The Acute and Delayed Effects of Vagal Nerve Stimulation on an Absence Epilepsy Model in WAG/Rij
(TURKISH NEUROSURGICAL SOC, 2016-01-01) Uyar, Ramazan; Turk, Cezmi Cagri; Isik, Nejat; Kalelioglu, Mufit; Onat, Filiz; Ozek, Memet
AIM: Vagal nerve stimulation (VNS) is an effective method of treatment for epilepsy patients either unresponsive to medical therapy or not suitable for resective surgeries. We designed an experimental study on Wistar Albino Glaxo rats from Rijswijk (WAG\textbackslash{}Rij) to investigate the effects of VNS on a non-convulsive epilepsy model. MATERIAL and METHODS: The experiment was performed on six WAG/Rij rats, a validated strain for genetic absence seizures. The animals were underwent VNS and the effects were investigated on electroencephalography (EEG) recordings at 22, 24, 26 hours of stimulation and 15 days after the cessation, for duration of spike and wave complexes (SWC), the numbers, mean duration of SWC and frequencies in an hour. RESULTS: EEG recordings demonstrated that the mean duration of SWC was 353.1 seconds and the number of activity per hour was 62 at the baseline.
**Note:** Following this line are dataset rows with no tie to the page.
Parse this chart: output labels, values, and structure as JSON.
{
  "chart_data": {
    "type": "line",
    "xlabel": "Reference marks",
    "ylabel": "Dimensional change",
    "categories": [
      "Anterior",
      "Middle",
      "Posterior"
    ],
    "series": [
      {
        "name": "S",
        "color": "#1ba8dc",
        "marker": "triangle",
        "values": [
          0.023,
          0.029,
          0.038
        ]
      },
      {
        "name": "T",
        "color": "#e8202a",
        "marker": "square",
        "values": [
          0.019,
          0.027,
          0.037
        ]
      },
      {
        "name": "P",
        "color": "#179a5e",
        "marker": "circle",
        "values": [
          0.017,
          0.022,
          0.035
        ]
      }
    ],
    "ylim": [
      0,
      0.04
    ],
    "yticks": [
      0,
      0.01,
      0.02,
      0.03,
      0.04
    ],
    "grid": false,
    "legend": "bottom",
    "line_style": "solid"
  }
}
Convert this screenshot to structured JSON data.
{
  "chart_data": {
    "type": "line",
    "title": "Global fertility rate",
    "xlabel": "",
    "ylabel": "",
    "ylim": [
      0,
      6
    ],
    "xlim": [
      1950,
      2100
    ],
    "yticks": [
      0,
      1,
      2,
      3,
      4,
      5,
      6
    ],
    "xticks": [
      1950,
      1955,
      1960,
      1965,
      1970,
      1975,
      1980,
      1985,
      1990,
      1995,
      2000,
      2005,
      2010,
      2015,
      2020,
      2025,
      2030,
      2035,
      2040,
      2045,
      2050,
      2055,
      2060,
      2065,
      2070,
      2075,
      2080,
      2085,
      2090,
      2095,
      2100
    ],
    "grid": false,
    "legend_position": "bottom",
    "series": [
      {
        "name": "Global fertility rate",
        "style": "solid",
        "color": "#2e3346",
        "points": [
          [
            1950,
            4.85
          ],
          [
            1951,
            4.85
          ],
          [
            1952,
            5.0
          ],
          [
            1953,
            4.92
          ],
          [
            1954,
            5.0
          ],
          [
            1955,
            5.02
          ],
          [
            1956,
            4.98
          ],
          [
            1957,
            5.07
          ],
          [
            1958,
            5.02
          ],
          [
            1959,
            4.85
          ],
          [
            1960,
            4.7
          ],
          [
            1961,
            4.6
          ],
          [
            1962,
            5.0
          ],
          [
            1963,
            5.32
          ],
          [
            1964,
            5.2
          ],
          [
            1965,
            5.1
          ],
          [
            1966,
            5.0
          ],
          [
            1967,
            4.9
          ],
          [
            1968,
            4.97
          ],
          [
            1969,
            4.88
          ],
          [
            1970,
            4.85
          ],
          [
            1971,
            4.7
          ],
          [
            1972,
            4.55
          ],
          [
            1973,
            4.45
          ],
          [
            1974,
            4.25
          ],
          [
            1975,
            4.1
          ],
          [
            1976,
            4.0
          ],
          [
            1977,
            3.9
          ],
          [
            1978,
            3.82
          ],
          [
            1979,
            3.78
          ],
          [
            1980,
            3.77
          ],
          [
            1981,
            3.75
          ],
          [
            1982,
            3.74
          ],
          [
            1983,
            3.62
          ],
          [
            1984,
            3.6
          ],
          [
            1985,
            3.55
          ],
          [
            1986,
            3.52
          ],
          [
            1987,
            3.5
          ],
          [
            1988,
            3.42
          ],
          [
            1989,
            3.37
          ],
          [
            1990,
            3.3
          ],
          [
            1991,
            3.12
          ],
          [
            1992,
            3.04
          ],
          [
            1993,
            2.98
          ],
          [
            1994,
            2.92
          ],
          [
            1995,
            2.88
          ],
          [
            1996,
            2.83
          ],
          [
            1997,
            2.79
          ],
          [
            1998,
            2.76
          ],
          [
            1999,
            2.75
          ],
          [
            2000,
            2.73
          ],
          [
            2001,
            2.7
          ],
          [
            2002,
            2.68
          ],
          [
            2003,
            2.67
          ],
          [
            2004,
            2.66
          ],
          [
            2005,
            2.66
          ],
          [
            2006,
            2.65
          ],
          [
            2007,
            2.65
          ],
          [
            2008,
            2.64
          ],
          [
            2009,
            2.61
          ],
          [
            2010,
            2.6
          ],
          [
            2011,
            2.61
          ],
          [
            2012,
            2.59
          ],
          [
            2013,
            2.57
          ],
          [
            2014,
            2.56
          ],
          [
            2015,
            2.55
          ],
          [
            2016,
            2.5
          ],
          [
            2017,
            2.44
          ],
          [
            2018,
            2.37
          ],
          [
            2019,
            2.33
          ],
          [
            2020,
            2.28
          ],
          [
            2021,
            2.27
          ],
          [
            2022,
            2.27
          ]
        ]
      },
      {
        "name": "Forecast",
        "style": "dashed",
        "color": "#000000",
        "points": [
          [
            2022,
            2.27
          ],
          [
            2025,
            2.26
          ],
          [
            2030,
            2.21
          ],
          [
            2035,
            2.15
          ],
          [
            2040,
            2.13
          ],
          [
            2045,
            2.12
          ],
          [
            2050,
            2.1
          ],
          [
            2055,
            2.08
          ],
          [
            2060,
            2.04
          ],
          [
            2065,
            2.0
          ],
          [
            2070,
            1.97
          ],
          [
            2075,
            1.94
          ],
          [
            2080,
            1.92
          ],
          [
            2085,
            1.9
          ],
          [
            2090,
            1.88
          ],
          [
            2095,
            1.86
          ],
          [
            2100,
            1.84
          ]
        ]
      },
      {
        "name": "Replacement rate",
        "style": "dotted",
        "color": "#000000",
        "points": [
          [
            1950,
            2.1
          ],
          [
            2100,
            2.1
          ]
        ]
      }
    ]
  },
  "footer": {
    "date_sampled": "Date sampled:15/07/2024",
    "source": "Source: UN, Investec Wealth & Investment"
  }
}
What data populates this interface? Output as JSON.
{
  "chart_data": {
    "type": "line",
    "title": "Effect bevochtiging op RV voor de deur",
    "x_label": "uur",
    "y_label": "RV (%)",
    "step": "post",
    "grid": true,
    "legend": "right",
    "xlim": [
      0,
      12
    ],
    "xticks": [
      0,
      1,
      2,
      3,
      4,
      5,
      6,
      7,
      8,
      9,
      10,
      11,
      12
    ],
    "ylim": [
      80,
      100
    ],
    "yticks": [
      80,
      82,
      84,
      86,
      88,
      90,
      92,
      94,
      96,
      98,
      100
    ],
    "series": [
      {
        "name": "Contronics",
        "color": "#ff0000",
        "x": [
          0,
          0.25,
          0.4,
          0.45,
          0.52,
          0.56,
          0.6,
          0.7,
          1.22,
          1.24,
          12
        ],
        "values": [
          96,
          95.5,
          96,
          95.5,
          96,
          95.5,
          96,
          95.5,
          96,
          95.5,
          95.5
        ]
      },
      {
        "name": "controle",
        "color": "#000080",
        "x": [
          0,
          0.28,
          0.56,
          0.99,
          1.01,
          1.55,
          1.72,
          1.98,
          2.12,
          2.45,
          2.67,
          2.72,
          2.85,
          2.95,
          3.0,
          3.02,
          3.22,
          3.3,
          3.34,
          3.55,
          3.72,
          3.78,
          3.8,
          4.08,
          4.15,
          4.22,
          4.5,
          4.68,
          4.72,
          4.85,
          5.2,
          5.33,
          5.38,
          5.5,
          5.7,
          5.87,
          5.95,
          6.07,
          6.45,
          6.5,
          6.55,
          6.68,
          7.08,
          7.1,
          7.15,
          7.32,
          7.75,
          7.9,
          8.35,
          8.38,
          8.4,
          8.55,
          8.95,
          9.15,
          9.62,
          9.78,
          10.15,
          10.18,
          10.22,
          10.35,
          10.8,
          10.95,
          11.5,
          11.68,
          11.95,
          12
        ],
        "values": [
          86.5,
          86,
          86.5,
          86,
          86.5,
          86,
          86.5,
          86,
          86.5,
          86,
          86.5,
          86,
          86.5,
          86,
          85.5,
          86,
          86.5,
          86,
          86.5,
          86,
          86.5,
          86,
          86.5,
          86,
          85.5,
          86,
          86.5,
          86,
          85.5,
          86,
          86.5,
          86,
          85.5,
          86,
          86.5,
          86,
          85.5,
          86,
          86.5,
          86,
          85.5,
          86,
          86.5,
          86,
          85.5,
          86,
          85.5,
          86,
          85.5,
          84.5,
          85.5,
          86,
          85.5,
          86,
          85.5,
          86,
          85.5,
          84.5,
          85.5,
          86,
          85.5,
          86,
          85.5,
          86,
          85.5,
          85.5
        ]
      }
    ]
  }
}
There were statistically significant decreases in the total duration of SWC and the number of activities (61.8\% and 78\% decrease, respectively). There were no significant decreases in the mean duration of SWC and the frequencies. CONCLUSION: The acute stimulation of the vagal nerve caused a statistically significant decrease both in overall duration of SWC and the number of complexes in an hour. Moreover, the positive effects seemed to last even 15 days after the cessation of the stimulation. Further studies focusing on different stimulation parameters and delayed effects of the VNS on human absence seizures are warranted.